Loi instituant une peine incompressible et relative au nouveau code pénal et à certaines dispositions de procédure pénale
Sens de l'arrêt : Conformité
Type d'affaire : Contrôle de constitutionnalité des lois ordinaires, lois organiques, des traités, des règlements des Assemblées

Saisine

SAISINE SENATEURS

Les sénateurs soussignés ont l'honneur de déférer au Conseil constitutionnel la loi instituant une peine incompressible relative au code pénal et à certaines dispositions de procédure pénale adoptée définitivement le 23 décembre 1993.

Ils lui demandent de déclarer cette loi non conforme à la Constitution.

I Sur la procédure

Il apparaît que la loi déférée n'a pas été adoptée dans le respect des règles de valeur constitutionnelle relative à la procédure législative.

Certes, le Conseil constitutionnel a depuis longtemps jugé que les règlements des assemblées parlementaires n'ont " pas en eux-mêmes valeur constitutionnelle " et que leur "seule méconnaissance" ne saurait avoir pour effet de rendre la procédure législative contraire à la Constitution ". (Décision n° 78-97 DC du 27 juillet 1978 et décision n° 84-181 DC des 10 et 11 octobre 1984)

Aussi les auteurs de la saisine ne se fondent pas sur la méconnaissance du règlement du Sénat, mais sur la violation du droit d'amendement reconnu par la Constitution aux membres du Parlement et au Gouvernement. Or ce droit, respecté par le règlement de la Haute Assemblée, a été en pratique bafoué lors de l'examen en première lecture de cette loi : cela, alors même que la pratique ici dénoncée est fondée sur une " déclaration " du bureau du Sénat du 4 février 1986 prétendant interpréter, sur ce point, son règlement.

A Les textes concernés

L'article 44, paragraphe 1, de la Constitution dispose : " les membres du Parlement et le Gouvernement ont le droit d'amendement ".

L'article 48, paragraphe 3, du règlement du Sénat, indique n'être recevables que les amendements qui " s'appliquent effectivement au texte qu'ils visent ou, s'agissant d'articles additionnels, s'ils ne sont pas dépourvus de tout lien avec l'objet du texte en discussion ".

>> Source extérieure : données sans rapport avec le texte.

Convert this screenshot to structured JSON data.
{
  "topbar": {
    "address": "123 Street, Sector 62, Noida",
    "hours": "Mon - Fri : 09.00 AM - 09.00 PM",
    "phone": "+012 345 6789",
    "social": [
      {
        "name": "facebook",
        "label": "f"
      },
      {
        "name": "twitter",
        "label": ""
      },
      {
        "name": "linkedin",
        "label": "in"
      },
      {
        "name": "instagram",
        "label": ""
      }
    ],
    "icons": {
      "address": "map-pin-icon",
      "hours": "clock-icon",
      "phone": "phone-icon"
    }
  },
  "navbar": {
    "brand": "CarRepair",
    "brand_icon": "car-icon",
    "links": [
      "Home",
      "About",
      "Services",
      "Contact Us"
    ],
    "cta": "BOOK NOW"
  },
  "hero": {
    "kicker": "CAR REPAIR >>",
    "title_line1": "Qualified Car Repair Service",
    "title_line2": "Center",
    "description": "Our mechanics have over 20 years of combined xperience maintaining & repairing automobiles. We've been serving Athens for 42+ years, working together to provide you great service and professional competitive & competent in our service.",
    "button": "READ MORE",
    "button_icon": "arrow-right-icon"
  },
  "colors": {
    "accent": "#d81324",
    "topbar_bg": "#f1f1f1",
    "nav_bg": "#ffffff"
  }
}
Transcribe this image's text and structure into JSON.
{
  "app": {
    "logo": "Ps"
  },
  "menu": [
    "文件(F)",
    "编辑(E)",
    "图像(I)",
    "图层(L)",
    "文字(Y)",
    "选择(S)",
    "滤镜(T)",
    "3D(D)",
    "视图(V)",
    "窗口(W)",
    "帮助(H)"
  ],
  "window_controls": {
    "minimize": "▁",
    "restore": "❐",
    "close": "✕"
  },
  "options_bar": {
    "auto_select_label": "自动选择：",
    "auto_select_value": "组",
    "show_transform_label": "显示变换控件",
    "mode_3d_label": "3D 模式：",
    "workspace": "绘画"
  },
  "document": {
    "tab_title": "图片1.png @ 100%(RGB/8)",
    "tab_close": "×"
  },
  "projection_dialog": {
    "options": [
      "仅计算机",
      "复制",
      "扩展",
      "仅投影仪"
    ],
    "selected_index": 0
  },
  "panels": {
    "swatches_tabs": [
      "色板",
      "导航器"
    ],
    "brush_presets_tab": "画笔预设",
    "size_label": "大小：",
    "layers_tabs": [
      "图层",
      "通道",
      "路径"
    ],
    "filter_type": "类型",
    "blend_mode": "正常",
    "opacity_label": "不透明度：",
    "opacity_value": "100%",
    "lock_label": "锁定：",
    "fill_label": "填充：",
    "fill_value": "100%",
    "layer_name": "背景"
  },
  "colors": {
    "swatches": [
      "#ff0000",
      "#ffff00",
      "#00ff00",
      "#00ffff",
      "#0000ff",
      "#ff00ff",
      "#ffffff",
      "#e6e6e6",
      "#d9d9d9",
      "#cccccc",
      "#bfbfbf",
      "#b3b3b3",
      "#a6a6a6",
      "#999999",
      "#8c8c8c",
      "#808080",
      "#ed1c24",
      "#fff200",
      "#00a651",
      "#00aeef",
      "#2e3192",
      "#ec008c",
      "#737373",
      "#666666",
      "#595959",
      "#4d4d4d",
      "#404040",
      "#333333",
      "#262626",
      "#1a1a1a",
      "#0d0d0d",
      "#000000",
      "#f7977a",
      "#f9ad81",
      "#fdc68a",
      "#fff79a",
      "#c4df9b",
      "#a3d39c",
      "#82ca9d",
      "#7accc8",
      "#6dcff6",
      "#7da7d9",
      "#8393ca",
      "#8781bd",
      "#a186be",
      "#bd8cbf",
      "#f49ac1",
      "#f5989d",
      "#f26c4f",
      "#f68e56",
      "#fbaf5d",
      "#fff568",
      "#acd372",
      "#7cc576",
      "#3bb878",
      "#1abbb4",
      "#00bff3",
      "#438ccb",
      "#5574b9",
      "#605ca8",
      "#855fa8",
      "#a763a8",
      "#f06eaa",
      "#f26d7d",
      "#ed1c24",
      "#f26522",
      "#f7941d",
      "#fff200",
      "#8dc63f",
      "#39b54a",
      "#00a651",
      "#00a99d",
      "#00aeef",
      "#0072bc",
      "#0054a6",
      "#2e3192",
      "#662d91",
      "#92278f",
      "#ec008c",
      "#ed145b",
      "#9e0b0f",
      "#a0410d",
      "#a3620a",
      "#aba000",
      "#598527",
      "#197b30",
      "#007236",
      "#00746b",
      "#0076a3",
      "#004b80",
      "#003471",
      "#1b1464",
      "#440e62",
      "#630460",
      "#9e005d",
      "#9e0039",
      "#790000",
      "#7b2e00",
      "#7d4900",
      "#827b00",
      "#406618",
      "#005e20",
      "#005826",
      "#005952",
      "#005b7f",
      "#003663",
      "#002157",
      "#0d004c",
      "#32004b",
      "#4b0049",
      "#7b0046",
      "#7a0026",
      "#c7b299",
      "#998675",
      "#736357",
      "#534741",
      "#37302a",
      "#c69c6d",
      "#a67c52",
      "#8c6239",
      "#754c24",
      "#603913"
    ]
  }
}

L'article 48, paragraphe 4, du règlement du Sénat, ajoute que " dans les cas litigieux " " la question de la recevabilité des amendements " " est soumise, avant leur discussion, à la décision du Sénat ; seul l'auteur de l'amendement, un orateur " contre la commission chacun d'eux disposant de cinq minutes et le Gouvernement peuvent intervenir. Aucune explication de vote n'est admise ".

Ainsi pour chaque amendement dont l'irrecevabilité est demandée, son auteur a la possibilité de s'efforcer de démontrer au Sénat, éclairé par ce court débat restreint, que l'amendement dont il s'agit, et dont chaque sénateur peut ainsi mesurer la portée, est recevable en vertu de l'article 48, paragraphe 3, du règlement du Sénat.

Il en est de même en vertu de l'article 44, paragraphe 8, du règlement du Sénat lorsque l'irrecevabilité est soulevée en vertu du paragraphe 2 du même article, c'est-à-dire lorsqu'il est argué que le texte serait contraire à une disposition constitutionnelle : là aussi est organisé un débat restreint limité dans le temps et contradictoire sur chaque texte.

Ainsi se trouve respecté le droit d'amendement constitutionnel.

Une déclaration du bureau du Sénat du 4 février 1986 est souvent évoquée par la Haute Assemblée. Elle n'a jamais été publiée ni évidemment soumise à la censure du Conseil constitutionnel à la différence des règlements des assemblées et de leurs modifications.

Elle a cependant été lue par le président du Sénat le 4 février 1986 et figure au Journal officiel du même jour à la page 228. On y lit : " le bureau a confirmé la régularité, au regard du règlement, des décisions prises en ce qui concerne : la possibilité de déposer une exception globale d'irrecevabilité pour inconstitutionnalité portant sur une série d'amendements en arguant du même motif d'inconstitutionnalité ".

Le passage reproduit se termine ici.